Le cuir de ses chaussures trop larges la fait horriblement souffrir, mais elle est trop occupée à ne pas perdre de vue son compagnon. La nuit, d’ailleurs, n’est pas très noire. Comme ils quittent sans cesse les chemins pour couper au plus court dans le taillis, Mouchette cherche vainement à s’orienter. Bientôt elle n’y songe plus. Elle est très surprise de se retrouver tout à coup sur la grand-route, juste devant l’estaminet de M. Duplouy. Les volets de la maisonnette sont clos, ne laissent filtrer aucune lumière. Il doit être très tard, sûrement.

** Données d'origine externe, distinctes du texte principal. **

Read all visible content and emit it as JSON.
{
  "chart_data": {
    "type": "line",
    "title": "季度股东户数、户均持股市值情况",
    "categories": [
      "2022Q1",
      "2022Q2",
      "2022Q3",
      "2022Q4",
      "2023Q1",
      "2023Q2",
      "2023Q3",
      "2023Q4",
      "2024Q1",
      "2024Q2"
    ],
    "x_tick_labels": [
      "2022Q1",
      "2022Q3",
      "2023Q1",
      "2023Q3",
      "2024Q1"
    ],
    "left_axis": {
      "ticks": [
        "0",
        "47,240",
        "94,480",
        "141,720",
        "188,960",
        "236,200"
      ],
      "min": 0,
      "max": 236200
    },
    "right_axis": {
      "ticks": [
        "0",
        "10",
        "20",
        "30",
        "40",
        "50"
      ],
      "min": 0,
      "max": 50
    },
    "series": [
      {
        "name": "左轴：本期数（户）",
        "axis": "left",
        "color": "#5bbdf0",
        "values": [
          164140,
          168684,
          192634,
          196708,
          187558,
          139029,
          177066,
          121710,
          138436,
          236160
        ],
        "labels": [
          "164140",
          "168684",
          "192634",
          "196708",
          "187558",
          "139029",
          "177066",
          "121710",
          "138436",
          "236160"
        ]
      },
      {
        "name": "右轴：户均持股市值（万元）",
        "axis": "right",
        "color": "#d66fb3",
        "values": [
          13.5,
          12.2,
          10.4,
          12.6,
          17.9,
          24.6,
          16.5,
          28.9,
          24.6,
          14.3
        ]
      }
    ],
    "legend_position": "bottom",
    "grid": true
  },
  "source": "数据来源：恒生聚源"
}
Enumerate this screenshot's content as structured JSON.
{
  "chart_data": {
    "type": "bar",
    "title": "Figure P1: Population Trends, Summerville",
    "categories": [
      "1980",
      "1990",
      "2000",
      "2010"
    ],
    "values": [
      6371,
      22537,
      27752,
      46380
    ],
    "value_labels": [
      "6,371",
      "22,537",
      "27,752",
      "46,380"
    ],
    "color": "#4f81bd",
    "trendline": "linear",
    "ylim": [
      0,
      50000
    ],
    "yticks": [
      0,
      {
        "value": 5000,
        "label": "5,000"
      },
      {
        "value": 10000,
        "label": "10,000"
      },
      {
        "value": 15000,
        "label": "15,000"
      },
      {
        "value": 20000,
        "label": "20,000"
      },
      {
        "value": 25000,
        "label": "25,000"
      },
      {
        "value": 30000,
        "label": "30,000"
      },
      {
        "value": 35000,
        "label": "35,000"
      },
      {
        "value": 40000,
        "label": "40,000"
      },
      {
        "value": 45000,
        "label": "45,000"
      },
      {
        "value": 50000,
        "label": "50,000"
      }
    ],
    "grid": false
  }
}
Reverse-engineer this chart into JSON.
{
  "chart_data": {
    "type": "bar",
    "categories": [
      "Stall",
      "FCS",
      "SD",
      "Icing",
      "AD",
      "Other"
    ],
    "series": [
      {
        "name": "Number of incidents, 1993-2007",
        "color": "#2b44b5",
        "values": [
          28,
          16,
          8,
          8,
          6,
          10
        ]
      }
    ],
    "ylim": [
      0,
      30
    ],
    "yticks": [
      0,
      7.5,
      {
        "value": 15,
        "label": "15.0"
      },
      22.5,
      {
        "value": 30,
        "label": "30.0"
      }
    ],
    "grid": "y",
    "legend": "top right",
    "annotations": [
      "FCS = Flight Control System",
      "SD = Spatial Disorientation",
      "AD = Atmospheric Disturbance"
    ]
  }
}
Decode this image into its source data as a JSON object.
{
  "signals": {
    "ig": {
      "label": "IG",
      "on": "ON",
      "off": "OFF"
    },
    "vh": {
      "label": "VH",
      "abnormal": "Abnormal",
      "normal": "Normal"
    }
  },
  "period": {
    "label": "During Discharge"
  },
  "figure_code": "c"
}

M. Arsène entre dans la cour, frappe à une porte basse qui s’ouvre sans bruit. Il parle un moment, si vite qu’elle ne peut saisir aucun mot. Lorsqu’il revient vers elle, il a un singulier sourire, qui serre le cœur.

« Écoute, dit-il, ce gars-là n’est pas ce que j’avais cru, n’importe. On s’arrangera sans lui, j’ai mon plan, tout soûl que je suis. Nous allons encore faire un bout de chemin. Si t’es rendue, je te porterai sur mes épaules. »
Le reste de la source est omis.